L’Italia di Berlusconi non è l’Egitto, ma il suo futuro è molto cupo

di Marco Benedetto
Pubblicato il 14 Febbraio 2011 - 07:59| Aggiornato il 15 Febbraio 2011 OLTRE 6 MESI FA

Ma intanto, mentre l’Italia scende in piazza, Savonarola accatasta la legna, il marchio dell’infamia si appresta a essere impresso, Sant’Agostino, stanco di una vita di dissipazione, ci spiega la meraviglia della castità, negli altri paesi si pensa a come uscire finalmente dalla crisi economica, come risanare i debiti accumulati nei paesi europei più deboli in mezzo secolo di lotta al comunismo e c’è quasi da pensare che tutto questo can can su puttane e minorenni l’abbia escogitato proprio la mente diabolica del faraone per allontanare i nostri pensieri dall’incubo che incombe su di noi: una stangata da cinquanta miliardi all’anno per i prossimi dieci anni, con vendita o svendita di altri pezzi del tesoro pubblico con l’illusione di ridurre i debiti, tasse sempre più alte, creazione zero degli unici posti che ci piacciono: quelli garantiti sempre, cioè quelli pubblici.

Per l’Europa si aggirano funzionari del Fondo Monetario e altre istituzioni finanziarie internazionali che, certo tutti degnissime persone, hanno ormai acquisito una certa fama di avvoltoi e di becchini. Quando un paese del terzo mondo ha subito le loro imposizioni, a cominciare dalla ex Unione Sovietica, gliene è venuta sciagura, quando li ha evitati, come la Cina, ne è derivata una florida crescita. Ora questi gentiluomini, che sono un po’ le avanguardie dei grandi capitali internazionali e delle grandi banche d’affari, hanno preso di mira la Grecia, ordinando al suo governo privatizzazioni per 50 miliardi di dollari, cui peraltro è stato risposto in malo modo.

L’Italia non ha molto più da privatizzare e ha anche la contraddittoria esperienza di quelle già fatte negli anni ’90. Alla fine il prezzo l’hanno continuato a pagare i cittadini: prima, per l’inefficienza del monopolio statale, poi per dare adeguato ritorno al crescente prezzo pagato da nuovi azionisti del rinnovato monopolio.

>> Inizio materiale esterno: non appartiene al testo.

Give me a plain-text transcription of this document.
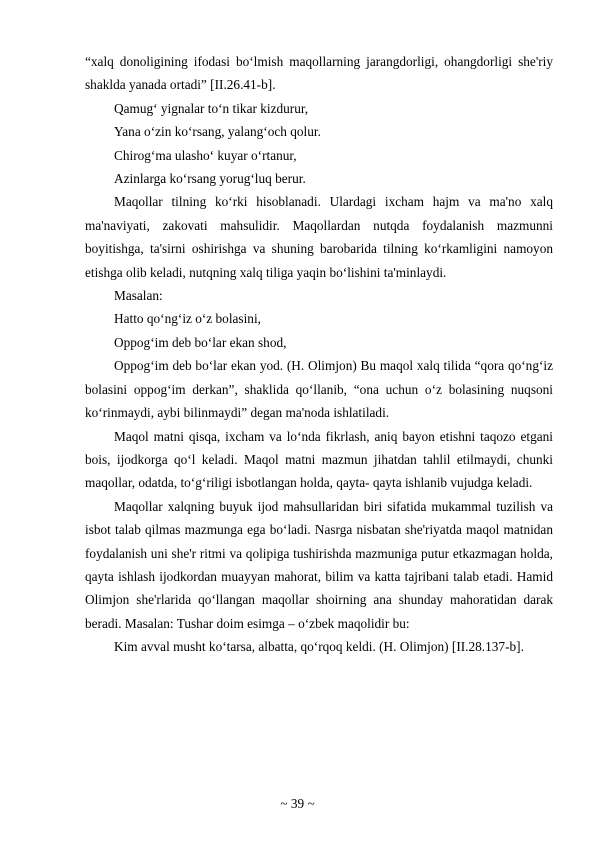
“xalq donoligining ifodasi bo‘lmish maqollarning jarangdorligi, ohangdorligi she'riy shaklda yanada ortadi” [II.26.41-b].

Qamug‘ yignalar to‘n tikar kizdurur,

Yana o‘zin ko‘rsang, yalang‘och qolur.

Chirog‘ma ulasho‘ kuyar o‘rtanur,

Azinlarga ko‘rsang yorug‘luq berur.

Maqollar tilning ko‘rki hisoblanadi. Ulardagi ixcham hajm va ma'no xalq ma'naviyati, zakovati mahsulidir. Maqollardan nutqda foydalanish mazmunni boyitishga, ta'sirni oshirishga va shuning barobarida tilning ko‘rkamligini namoyon etishga olib keladi, nutqning xalq tiliga yaqin bo‘lishini ta'minlaydi.

Masalan:

Hatto qo‘ng‘iz o‘z bolasini,

Oppog‘im deb bo‘lar ekan shod,

Oppog‘im deb bo‘lar ekan yod. (H. Olimjon) Bu maqol xalq tilida “qora qo‘ng‘iz bolasini oppog‘im derkan”, shaklida qo‘llanib, “ona uchun o‘z bolasining nuqsoni ko‘rinmaydi, aybi bilinmaydi” degan ma'noda ishlatiladi.

Maqol matni qisqa, ixcham va lo‘nda fikrlash, aniq bayon etishni taqozo etgani bois, ijodkorga qo‘l keladi. Maqol matni mazmun jihatdan tahlil etilmaydi, chunki maqollar, odatda, to‘g‘riligi isbotlangan holda, qayta- qayta ishlanib vujudga keladi.

Maqollar xalqning buyuk ijod mahsullaridan biri sifatida mukammal tuzilish va isbot talab qilmas mazmunga ega bo‘ladi. Nasrga nisbatan she'riyatda maqol matnidan foydalanish uni she'r ritmi va qolipiga tushirishda mazmuniga putur etkazmagan holda, qayta ishlash ijodkordan muayyan mahorat, bilim va katta tajribani talab etadi. Hamid Olimjon she'rlarida qo‘llangan maqollar shoirning ana shunday mahoratidan darak beradi. Masalan: Tushar doim esimga – o‘zbek maqolidir bu:

Kim avval musht ko‘tarsa, albatta, qo‘rqoq keldi. (H. Olimjon) [II.28.137-b].

~ 39 ~
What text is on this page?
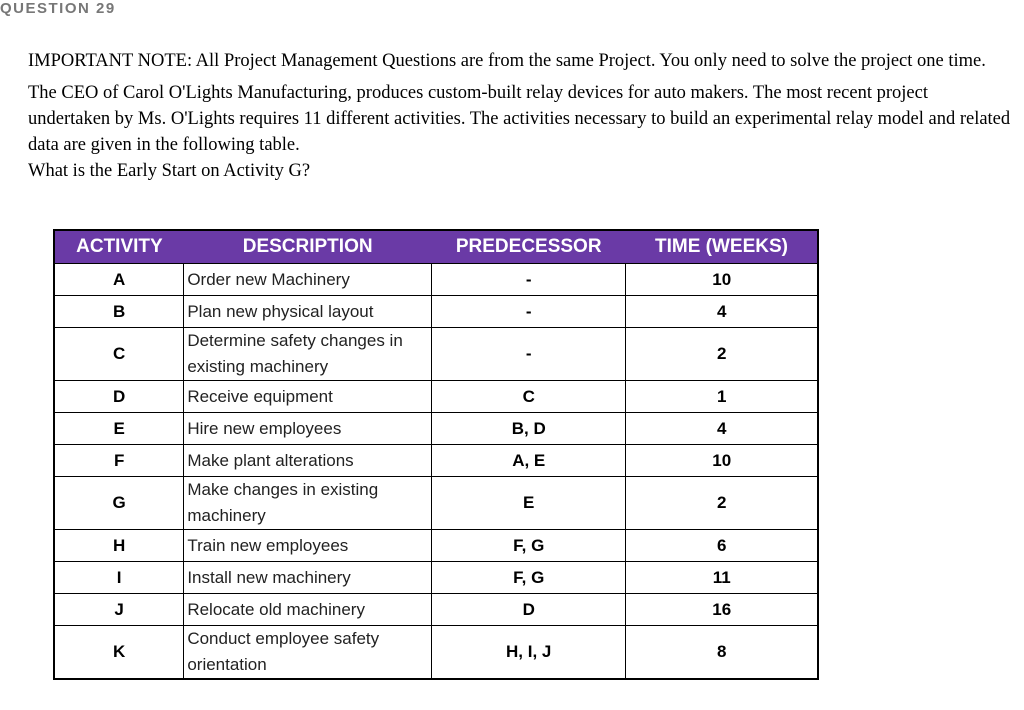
QUESTION 29

IMPORTANT NOTE: All Project Management Questions are from the same Project. You only need to solve the project one time.

The CEO of Carol O'Lights Manufacturing, produces custom-built relay devices for auto makers. The most recent project undertaken by Ms. O'Lights requires 11 different activities. The activities necessary to build an experimental relay model and related data are given in the following table.
What is the Early Start on Activity G?

ACTIVITY	DESCRIPTION	PREDECESSOR	TIME (WEEKS)
A	Order new Machinery	-	10
B	Plan new physical layout	-	4
C	Determine safety changes in existing machinery	-	2
D	Receive equipment	C	1
E	Hire new employees	B, D	4
F	Make plant alterations	A, E	10
G	Make changes in existing machinery	E	2
H	Train new employees	F, G	6
I	Install new machinery	F, G	11
J	Relocate old machinery	D	16
K	Conduct employee safety orientation	H, I, J	8
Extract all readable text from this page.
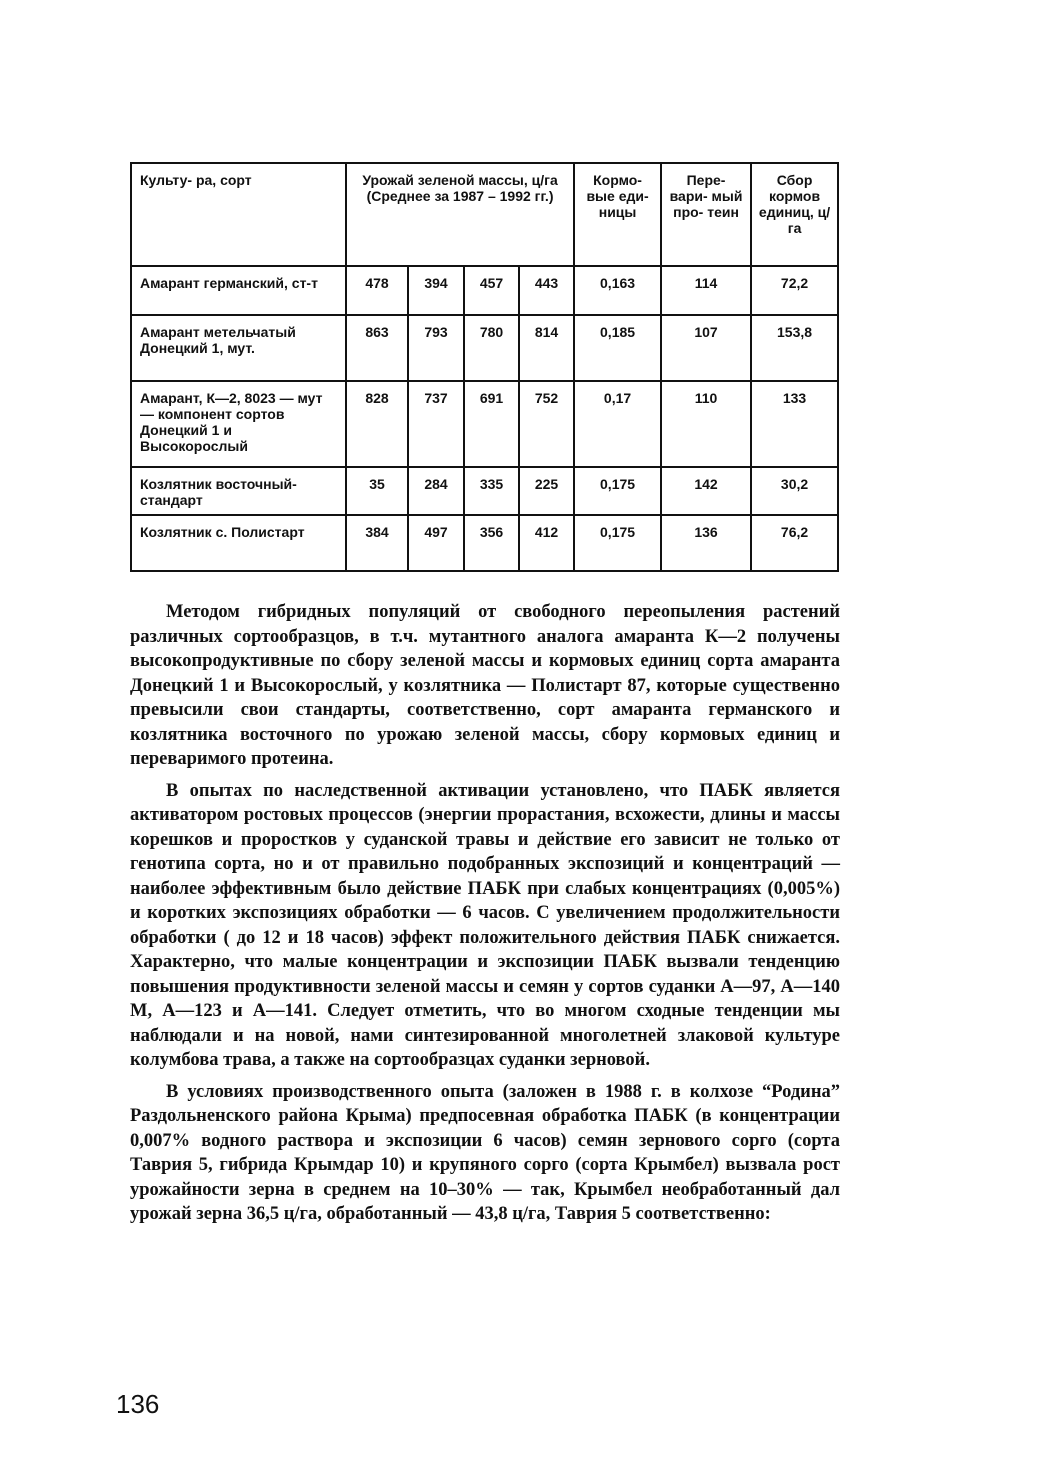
Культу- ра, сорт	Урожай зеленой массы, ц/га (Среднее за 1987 – 1992 гг.)				Кормо- вые еди- ницы	Пере- вари- мый про- теин	Сбор кормов единиц, ц/га
Амарант германский, ст-т	478	394	457	443	0,163	114	72,2
Амарант метельчатый Донецкий 1, мут.	863	793	780	814	0,185	107	153,8
Амарант, К—2, 8023 — мут — компонент сортов Донецкий 1 и Высокорослый	828	737	691	752	0,17	110	133
Козлятник восточный-стандарт	35	284	335	225	0,175	142	30,2
Козлятник с. Полистарт	384	497	356	412	0,175	136	76,2

Методом гибридных популяций от свободного переопыления растений различных сортообразцов, в т.ч. мутантного аналога амаранта К—2 получены высокопродуктивные по сбору зеленой массы и кормовых единиц сорта амаранта Донецкий 1 и Высокорослый, у козлятника — Полистарт 87, которые существенно превысили свои стандарты, соответственно, сорт амаранта германского и козлятника восточного по урожаю зеленой массы, сбору кормовых единиц и переваримого протеина.

В опытах по наследственной активации установлено, что ПАБК является активатором ростовых процессов (энергии прорастания, всхожести, длины и массы корешков и проростков у суданской травы и действие его зависит не только от генотипа сорта, но и от правильно подобранных экспозиций и концентраций — наиболее эффективным было действие ПАБК при слабых концентрациях (0,005%) и коротких экспозициях обработки — 6 часов. С увеличением продолжительности обработки ( до 12 и 18 часов) эффект положительного действия ПАБК снижается. Характерно, что малые концентрации и экспозиции ПАБК вызвали тенденцию повышения продуктивности зеленой массы и семян у сортов суданки А—97, А—140 М, А—123 и А—141. Следует отметить, что во многом сходные тенденции мы наблюдали и на новой, нами синтезированной многолетней злаковой культуре колумбова трава, а также на сортообразцах суданки зерновой.

В условиях производственного опыта (заложен в 1988 г. в колхозе “Родина” Раздольненского района Крыма) предпосевная обработка ПАБК (в концентрации 0,007% водного раствора и экспозиции 6 часов) семян зернового сорго (сорта Таврия 5, гибрида Крымдар 10) и крупяного сорго (сорта Крымбел) вызвала рост урожайности зерна в среднем на 10–30% — так, Крымбел необработанный дал урожай зерна 36,5 ц/га, обработанный — 43,8 ц/га, Таврия 5 соответственно:

136
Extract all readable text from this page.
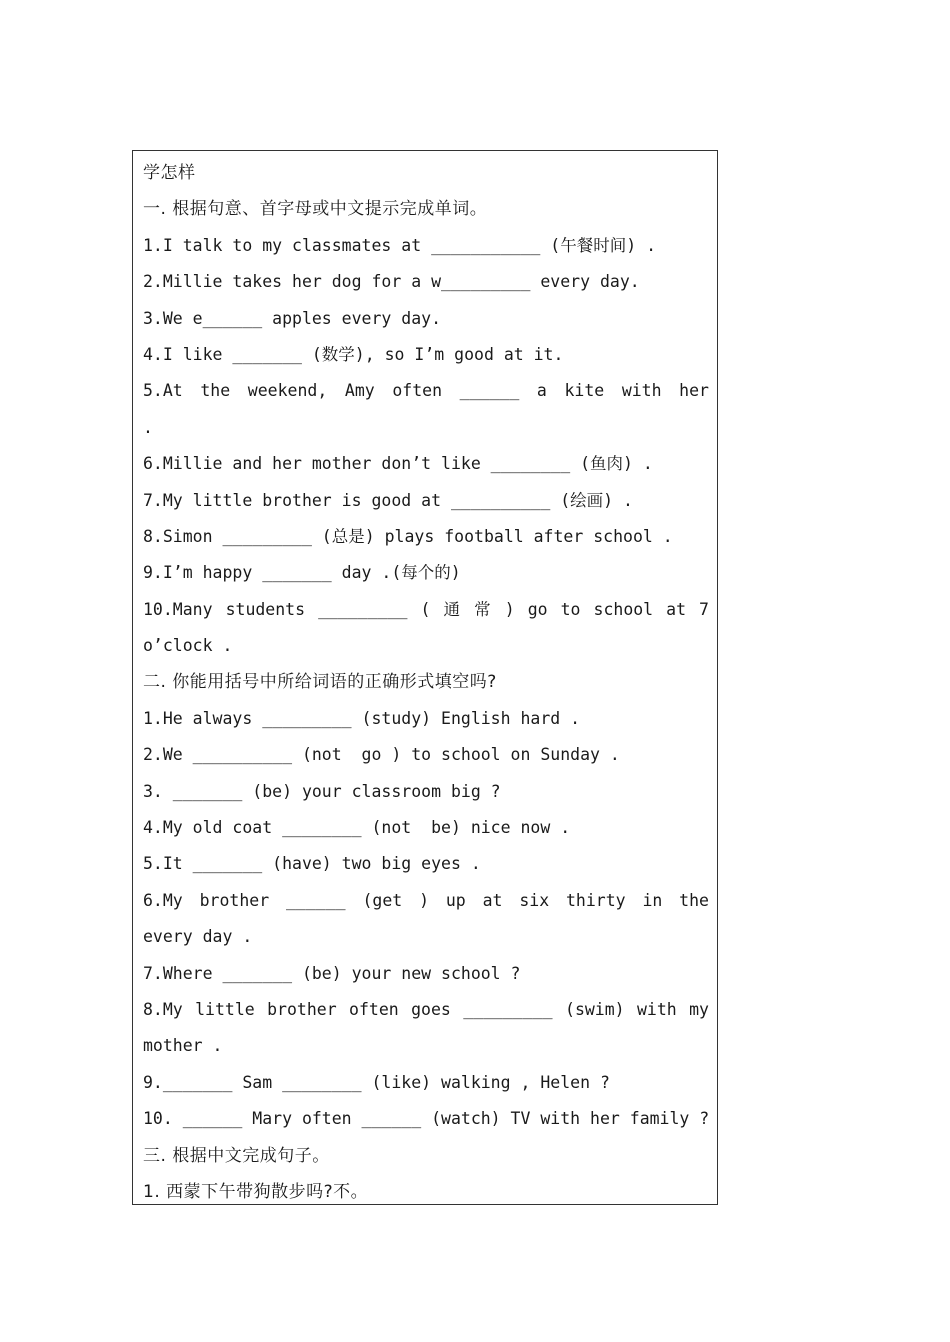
学怎样
一. 根据句意、首字母或中文提示完成单词。
1.I talk to my classmates at ___________ (午餐时间) .
2.Millie takes her dog for a w_________ every day.
3.We e______ apples every day.
4.I like _______ (数学), so I’m good at it.
5.At the weekend, Amy often ______ a kite with her
.
6.Millie and her mother don’t like ________ (鱼肉) .
7.My little brother is good at __________ (绘画) .
8.Simon _________ (总是) plays football after school .
9.I’m happy _______ day .(每个的)
10.Many students _________ ( 通 常 ) go to school at 7
o’clock .
二. 你能用括号中所给词语的正确形式填空吗?
1.He always _________ (study) English hard .
2.We __________ (not  go ) to school on Sunday .
3. _______ (be) your classroom big ?
4.My old coat ________ (not  be) nice now .
5.It _______ (have) two big eyes .
6.My brother ______ (get ) up at six thirty in the
every day .
7.Where _______ (be) your new school ?
8.My little brother often goes _________ (swim) with my
mother .
9._______ Sam ________ (like) walking , Helen ?
10. ______ Mary often ______ (watch) TV with her family ?
三. 根据中文完成句子。
1. 西蒙下午带狗散步吗?不。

Allora il dubbio viene se un cittadino qualunque, uno di tutti noi, possa mai sperare veramente di vivere in un sistema dove ci si preoccupa di lui, come cittadino appunto, e non come pecora da tosare: da parte del faraone e dei suoi agenti, da parte dei nuovi eleganti civili presentabili anonimi ma altrettanto voraci padroni.